The trial of 13 people suspected of being part of a Greek anarchist group accused of a series of bombings has been adjourned soon after it got under way at a prison in Athens.
Nine of the accused appeared in the court, held in the Korydallos prison on Monday, but proceedings were adjourned for one week following a string of demands from the defendants.
Four other defendants remain on the run and will be tried in absentia.
The proceedings were halted several times before the adjournment as the defendants objected to identity checks on people attending the court, some of whom were their friends or family members.
They also demanded that their handcuffs be removed during the court process and that the hearing be recorded.
Maria Mariellou, the presiding judge, who at times appeared overwhelmed in her efforts to maintain order, initially approved the request but later said there were no facilities available at present for audio recording, prompting an angry reaction from the defendants and their supporters.
The 13 suspects, aged between 19 and 30, are facing charges for their alleged involvement in the Conspiracy of Fire Cells.
The organisation has claimed a wave of parcel bombs sent to foreign missions in Athens in November and three European leaders abroad.
Nobody has been killed as a result of the group’s activities.
Police have arrested more than 20 suspected members of armed groups, mainly from the Conspiracy of Fire Cells, in the last two years, but this has not prevented them from carrying out further attacks.
Weeks before the trial the group bombed an Athens court house, damaging the building and shattering the windows of nearby buildings and wrecked at least eight cars.
Five suspected members of a group, who police said were planning attacks ahead of the trial, were arrested last week.
Those suspects also appeared before the prosecutor on Monday and four of them were jailed pending trial, while a fifth, a German woman, was released.
Helen Skopis, reporting for Al Jazeera from Athens, said that the woman had been falsely identified when she was arrested.
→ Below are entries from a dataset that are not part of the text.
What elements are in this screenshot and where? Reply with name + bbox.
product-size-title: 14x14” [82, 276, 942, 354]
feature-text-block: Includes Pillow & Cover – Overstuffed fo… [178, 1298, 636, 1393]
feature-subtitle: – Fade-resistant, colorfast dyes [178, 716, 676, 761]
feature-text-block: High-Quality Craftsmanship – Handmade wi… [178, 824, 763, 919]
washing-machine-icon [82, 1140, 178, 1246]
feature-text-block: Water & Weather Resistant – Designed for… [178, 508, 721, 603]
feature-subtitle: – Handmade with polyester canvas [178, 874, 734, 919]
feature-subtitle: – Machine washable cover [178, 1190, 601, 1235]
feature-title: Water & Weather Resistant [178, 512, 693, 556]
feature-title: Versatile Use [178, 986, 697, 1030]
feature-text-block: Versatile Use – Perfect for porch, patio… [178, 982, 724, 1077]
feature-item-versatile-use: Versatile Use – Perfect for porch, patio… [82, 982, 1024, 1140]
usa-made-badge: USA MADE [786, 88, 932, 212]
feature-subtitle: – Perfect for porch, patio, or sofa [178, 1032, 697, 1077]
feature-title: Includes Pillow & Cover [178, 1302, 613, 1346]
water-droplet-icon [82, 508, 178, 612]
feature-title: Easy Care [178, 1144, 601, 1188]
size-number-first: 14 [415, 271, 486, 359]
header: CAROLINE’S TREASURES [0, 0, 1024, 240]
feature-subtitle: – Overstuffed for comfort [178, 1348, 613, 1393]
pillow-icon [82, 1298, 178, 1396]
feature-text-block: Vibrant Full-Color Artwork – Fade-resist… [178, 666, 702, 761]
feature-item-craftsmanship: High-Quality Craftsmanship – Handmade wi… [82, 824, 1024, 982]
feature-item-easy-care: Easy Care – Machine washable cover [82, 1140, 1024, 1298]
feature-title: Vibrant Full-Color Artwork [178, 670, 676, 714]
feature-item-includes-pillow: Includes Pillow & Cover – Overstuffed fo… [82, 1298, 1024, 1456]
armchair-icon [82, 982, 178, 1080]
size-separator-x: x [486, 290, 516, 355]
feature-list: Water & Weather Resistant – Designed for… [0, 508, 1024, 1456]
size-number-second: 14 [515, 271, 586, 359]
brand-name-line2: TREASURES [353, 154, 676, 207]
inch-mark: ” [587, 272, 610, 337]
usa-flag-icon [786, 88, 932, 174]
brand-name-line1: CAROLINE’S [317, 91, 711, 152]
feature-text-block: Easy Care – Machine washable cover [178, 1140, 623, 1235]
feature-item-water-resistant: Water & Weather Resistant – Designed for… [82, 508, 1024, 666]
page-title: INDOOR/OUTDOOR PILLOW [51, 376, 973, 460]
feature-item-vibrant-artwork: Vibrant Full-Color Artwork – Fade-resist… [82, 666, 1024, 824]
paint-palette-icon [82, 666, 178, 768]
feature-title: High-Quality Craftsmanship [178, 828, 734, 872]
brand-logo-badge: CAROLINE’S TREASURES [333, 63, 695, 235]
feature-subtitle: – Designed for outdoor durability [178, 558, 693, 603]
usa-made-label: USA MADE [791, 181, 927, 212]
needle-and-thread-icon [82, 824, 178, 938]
“She was mistakenly taken for the daughter of a Red Army Faction member,” she reported, referring to the armed leftist group that used to be active in Germany in the 1970s and 80s.
“She used to live in Thessaloniki until last summer when she moved to Athens. She had been in the company of some of the defendants.”
Greece has a decades-old history of leftist attacks, but some groups became more active after riots in 2008 that were sparked by the police killing of a teenager.
This is the first time since the ruling socialists came to power in October 2009, vowing to crack down on the groups, that suspected members have faced trial.
The trial is expected to last months and, if found guilty, the defendants face up to 25 years in jail.